I walked back from her Rail Vihar apartment to our house. The otherwise broad road was crowded with shops and people and garbage. There was a bus pushing its way through the crowd, the conductor calling out for passengers to Howrah. All the noise fused together after a while, like a viscous lump one could easily stash into a can and close shut, savor the void for a few seconds, and open it again, slowly allowing the fused lump of various noises to get back to their distinct shapes again.

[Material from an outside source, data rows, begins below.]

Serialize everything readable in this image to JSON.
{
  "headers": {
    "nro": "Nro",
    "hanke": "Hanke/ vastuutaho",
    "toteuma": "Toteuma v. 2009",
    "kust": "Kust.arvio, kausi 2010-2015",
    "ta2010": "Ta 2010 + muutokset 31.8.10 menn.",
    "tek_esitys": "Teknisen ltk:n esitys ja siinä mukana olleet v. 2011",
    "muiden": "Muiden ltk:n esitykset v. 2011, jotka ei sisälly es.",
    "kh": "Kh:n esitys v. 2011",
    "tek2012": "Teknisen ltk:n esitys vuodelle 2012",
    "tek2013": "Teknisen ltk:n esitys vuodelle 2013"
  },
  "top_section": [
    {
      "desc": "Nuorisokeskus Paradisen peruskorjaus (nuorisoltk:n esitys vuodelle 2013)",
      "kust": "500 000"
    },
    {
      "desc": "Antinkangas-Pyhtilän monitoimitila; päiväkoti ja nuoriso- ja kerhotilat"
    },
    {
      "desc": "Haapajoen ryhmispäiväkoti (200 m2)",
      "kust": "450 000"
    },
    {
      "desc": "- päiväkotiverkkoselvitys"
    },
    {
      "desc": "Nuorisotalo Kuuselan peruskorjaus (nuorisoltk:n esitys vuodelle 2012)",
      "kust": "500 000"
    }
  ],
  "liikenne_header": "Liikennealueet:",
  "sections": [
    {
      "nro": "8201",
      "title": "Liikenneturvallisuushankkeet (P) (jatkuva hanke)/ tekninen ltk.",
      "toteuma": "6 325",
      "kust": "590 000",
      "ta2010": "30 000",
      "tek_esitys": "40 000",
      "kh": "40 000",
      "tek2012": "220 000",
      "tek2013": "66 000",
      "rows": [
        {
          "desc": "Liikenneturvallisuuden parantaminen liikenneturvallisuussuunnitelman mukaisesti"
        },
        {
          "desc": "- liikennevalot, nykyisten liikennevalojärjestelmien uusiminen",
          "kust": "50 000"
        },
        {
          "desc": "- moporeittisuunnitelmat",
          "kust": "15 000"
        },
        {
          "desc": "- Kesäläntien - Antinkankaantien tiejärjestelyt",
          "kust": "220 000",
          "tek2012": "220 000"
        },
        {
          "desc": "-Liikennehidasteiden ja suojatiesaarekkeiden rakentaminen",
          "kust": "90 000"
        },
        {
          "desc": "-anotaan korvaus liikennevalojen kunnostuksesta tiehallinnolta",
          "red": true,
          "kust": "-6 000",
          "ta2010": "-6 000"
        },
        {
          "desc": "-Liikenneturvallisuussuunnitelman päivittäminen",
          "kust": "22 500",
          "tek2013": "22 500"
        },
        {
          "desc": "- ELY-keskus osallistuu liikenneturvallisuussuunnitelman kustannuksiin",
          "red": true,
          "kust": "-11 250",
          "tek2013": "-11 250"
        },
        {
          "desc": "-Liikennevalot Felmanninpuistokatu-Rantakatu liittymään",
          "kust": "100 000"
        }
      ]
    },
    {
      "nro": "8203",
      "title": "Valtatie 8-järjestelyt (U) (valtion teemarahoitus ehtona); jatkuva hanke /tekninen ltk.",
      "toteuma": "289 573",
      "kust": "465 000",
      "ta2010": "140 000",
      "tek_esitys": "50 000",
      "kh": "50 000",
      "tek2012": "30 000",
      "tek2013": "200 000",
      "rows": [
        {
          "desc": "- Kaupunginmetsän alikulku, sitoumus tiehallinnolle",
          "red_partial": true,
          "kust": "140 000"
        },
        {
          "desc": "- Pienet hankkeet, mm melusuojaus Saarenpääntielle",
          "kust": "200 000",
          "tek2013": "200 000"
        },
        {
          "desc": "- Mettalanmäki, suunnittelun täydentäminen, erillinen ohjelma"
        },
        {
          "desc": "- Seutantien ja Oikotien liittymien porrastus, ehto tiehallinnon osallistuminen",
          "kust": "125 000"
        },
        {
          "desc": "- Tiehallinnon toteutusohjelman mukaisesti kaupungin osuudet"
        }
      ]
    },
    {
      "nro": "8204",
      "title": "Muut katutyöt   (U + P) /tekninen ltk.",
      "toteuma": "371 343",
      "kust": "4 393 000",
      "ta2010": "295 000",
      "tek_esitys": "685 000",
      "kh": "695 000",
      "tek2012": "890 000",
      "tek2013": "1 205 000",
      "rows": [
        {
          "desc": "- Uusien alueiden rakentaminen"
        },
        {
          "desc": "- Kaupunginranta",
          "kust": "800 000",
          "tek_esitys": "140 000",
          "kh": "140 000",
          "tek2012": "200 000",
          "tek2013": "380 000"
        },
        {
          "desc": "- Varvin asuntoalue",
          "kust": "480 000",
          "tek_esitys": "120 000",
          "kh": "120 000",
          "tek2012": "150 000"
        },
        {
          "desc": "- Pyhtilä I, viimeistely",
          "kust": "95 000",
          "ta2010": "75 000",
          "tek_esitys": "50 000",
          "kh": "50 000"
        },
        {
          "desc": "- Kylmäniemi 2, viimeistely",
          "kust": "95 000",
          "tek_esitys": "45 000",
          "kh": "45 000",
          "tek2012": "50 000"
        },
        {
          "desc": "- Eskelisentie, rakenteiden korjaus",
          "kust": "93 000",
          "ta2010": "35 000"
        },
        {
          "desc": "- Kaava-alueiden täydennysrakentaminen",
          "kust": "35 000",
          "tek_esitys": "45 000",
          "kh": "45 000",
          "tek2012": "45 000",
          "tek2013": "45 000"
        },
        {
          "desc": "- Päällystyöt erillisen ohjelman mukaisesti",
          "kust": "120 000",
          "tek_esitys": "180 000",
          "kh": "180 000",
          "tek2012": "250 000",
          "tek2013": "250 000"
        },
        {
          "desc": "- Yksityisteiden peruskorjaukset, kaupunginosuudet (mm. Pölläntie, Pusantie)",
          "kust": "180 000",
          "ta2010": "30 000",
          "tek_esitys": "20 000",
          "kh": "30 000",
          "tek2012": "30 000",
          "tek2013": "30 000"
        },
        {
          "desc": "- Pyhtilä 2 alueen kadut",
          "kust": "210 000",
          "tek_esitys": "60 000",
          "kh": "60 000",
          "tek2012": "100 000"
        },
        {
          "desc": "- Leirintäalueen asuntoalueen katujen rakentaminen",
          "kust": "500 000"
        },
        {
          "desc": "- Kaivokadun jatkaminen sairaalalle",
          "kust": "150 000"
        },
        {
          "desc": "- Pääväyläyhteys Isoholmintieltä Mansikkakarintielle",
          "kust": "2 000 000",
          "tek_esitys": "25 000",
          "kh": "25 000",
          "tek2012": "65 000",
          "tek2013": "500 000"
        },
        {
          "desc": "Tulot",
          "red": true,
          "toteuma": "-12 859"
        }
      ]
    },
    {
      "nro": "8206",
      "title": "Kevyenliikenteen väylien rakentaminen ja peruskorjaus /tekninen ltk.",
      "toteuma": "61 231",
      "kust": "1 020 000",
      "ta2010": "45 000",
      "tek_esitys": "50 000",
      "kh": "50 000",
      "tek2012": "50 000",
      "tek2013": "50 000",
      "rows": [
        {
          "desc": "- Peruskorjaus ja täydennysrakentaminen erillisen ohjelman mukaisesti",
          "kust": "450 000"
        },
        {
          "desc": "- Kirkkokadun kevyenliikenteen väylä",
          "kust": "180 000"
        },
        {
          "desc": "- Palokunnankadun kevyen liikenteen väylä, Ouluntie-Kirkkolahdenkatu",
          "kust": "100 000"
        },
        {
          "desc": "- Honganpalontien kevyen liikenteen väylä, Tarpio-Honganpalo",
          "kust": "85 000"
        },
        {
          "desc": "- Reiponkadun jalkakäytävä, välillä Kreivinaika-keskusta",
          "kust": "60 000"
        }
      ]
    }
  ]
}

One of the shapes could well be the clink of the missing blue glass.

*A Rumor of Angels is a beautiful American film starring Vanessa Redgrave.

6 comments:

Lazyani said...

The pain remains, isn't it?

And at the peak of pain , the mind retracts and focusses on things irrelevant.

Time is not exactly a healer, it just numbs.

Love LJ Joshi said...

nice! surreal... but nice :)
[words from a very mushy nice movie]

Anonymous said...

Brilliant.. I mean in absolute contrast to the "Toilet Rolls" piece.. someone reading through this page a month from now would marvel at your ability to switch styles.. brilliant indeed..

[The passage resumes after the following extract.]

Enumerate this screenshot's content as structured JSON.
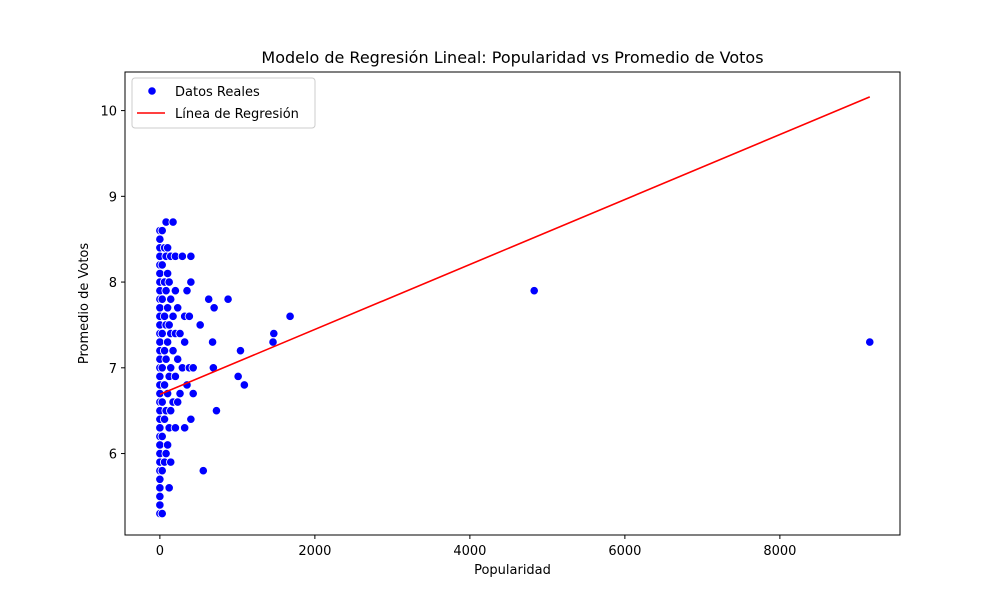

And yes, I do remember that long evening. I remember that shock of seeing you at my door early evening to break a news no one wants to hear. And the seemingly unending evening - of rushing everything into nothingness - that followed.

Her's was the first I had seen from close quarters. And probably the only funeral I attended - I had to let my mother turn to ashes before I could reach home.

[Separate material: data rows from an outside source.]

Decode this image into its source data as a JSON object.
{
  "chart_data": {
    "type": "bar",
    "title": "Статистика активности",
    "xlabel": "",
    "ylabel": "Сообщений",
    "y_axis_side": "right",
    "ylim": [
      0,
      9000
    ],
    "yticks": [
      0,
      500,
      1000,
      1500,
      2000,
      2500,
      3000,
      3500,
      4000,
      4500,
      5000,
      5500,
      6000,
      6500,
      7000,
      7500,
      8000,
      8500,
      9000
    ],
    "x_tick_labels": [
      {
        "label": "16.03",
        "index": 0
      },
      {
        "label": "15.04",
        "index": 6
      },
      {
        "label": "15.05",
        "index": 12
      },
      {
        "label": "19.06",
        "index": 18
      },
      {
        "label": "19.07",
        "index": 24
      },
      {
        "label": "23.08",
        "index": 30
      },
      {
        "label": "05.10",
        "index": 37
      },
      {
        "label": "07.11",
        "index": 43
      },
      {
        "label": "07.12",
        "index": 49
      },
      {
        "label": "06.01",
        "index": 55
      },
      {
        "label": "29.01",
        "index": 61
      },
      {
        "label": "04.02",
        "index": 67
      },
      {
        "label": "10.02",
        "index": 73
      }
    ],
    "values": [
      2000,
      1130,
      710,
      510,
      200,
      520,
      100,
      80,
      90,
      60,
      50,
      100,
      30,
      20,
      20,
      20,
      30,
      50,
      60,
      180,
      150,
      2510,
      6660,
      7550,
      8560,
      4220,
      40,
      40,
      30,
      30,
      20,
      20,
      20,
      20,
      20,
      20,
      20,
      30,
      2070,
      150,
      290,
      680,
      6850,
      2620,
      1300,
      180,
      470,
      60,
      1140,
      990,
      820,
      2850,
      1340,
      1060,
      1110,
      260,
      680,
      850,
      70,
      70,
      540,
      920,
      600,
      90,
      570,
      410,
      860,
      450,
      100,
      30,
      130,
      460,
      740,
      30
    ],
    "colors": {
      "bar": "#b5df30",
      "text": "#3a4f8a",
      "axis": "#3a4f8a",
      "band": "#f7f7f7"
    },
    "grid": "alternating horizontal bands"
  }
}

It's so fucking difficult - it has robbed me of my ability to leave my mind without an errand.

Not a subject I wanna talk at length - though am tempted. And not the platform either.

Anonymous said...

And by the way I was completely bowled over by Anjands's composure with which he shifted a camatose Mashi from an ambulance to another in the middle of Beleghata bazaar.. Almost soiled my pants!

Enough - lets move over to something funny and foolish now..

Anonymous said...

Very nice.
But please tell me its just fiction.

Oreen said...

As far as I am concerned, this piece is fictional although it borrows from real-life incidents.